Person Centered Thinking

Dad and his son with autism sitting in kitchen at home. A man with short hair and bristle hugs his son and kisses him on the cheek.

For people being supported by services, it is not person centered planning that matters as much as the pervasive presence of person centered thinking. If people who use services are to have positive control over their lives, if they are to have self-directed lives within their own communities, then those who are around the person — especially those who do the day-to-day work — need to have person centered thinking skills. Only a small percentage of people need to know how to write good person centered plans, but everyone involved needs to have good skills in person centered thinking, and in the value-based skills that underlie the planning.

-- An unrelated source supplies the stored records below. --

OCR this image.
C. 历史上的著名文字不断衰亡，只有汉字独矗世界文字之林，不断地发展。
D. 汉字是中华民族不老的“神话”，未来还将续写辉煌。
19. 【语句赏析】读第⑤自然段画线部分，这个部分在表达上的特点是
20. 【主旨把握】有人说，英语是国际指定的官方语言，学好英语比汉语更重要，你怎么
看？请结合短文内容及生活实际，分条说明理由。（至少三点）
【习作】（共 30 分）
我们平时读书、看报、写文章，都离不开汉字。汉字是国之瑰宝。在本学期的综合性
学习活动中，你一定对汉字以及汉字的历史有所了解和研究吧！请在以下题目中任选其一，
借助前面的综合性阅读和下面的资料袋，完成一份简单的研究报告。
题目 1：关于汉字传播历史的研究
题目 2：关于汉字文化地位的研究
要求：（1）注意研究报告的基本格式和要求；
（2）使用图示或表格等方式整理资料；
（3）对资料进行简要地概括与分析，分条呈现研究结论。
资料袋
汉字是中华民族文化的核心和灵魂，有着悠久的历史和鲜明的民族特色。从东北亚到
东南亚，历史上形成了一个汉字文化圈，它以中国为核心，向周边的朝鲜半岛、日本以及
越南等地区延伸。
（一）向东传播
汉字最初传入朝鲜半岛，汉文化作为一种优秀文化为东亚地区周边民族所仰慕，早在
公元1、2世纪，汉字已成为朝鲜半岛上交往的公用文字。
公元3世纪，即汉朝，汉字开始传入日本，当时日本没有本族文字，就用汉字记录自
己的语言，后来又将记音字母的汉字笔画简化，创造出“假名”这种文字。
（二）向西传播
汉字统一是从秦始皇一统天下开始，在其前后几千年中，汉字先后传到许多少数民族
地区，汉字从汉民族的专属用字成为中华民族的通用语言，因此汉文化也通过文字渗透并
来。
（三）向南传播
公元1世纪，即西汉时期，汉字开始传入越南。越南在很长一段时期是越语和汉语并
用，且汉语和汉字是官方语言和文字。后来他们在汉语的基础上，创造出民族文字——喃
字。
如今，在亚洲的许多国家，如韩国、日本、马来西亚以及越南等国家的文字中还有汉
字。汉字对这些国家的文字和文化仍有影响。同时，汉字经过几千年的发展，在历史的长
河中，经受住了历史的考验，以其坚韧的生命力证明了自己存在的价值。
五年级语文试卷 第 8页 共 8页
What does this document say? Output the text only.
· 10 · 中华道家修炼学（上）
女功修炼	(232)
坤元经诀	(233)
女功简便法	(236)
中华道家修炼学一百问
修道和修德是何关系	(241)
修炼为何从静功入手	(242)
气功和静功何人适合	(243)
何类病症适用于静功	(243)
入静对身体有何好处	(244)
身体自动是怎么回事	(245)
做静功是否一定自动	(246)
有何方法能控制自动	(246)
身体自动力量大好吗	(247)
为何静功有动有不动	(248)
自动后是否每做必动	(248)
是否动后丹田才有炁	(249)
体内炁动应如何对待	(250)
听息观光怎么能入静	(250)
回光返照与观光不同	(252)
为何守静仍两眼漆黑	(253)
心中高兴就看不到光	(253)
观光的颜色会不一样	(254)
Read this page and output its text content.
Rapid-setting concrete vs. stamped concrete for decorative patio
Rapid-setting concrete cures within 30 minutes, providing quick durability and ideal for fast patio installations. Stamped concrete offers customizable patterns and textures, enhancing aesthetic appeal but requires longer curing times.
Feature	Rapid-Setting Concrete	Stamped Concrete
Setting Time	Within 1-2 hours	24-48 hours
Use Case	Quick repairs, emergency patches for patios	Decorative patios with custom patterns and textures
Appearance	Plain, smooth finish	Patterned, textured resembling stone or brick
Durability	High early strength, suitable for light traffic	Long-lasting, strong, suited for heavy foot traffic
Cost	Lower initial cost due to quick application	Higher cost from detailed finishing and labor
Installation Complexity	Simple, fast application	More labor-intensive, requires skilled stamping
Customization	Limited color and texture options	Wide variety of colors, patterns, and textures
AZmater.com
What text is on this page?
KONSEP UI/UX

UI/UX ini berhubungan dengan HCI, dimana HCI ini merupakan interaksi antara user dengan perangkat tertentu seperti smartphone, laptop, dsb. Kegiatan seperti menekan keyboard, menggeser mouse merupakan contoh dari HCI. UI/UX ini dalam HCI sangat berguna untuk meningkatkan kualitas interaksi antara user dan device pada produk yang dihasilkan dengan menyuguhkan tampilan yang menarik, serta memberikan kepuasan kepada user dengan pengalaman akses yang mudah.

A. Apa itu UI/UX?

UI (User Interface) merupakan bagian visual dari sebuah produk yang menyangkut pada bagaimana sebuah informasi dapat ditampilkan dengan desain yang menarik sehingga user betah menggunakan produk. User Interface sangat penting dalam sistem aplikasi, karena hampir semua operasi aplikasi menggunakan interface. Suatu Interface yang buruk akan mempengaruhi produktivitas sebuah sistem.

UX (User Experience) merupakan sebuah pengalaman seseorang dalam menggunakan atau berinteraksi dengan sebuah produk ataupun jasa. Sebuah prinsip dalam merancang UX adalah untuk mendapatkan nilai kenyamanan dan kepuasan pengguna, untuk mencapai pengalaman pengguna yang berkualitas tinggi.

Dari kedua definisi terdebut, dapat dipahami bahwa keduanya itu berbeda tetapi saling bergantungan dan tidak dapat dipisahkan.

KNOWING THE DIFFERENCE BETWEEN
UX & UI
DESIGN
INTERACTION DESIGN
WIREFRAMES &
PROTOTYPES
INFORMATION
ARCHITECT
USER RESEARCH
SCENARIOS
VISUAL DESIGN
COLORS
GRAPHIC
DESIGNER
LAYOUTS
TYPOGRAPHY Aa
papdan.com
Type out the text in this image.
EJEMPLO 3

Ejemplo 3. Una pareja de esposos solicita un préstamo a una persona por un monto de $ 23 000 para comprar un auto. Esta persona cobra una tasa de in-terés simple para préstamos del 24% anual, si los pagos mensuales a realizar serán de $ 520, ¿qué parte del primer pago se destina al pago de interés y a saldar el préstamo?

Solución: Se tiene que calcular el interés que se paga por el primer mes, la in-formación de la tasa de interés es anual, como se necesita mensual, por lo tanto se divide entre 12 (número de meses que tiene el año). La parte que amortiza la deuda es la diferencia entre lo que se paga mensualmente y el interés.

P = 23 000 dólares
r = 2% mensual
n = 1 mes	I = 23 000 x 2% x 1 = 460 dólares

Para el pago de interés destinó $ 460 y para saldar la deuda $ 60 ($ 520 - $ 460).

There are a number of reasons for this. Teaching and supporting the use of person centered thinking skills will mean that:

  • It is more likely that plans will be used and acted on, that the lives of people who use services will improve
  • You will have a number of ways to get plans started
  • Updating the plans will occur “naturally”, needing less effort and time

Every style of person centered planning is rooted in a person centered way of thinking. It is made up of a set of value-based skills that result in seeing the person differently and give us a way of acting on what is learned.  Training in person centered planning is training in a way of thinking as much as it is in a way of developing a plan.  In essential lifestyle planning, we have identified basic skills and tools that help learners understand and embrace this way of thinking.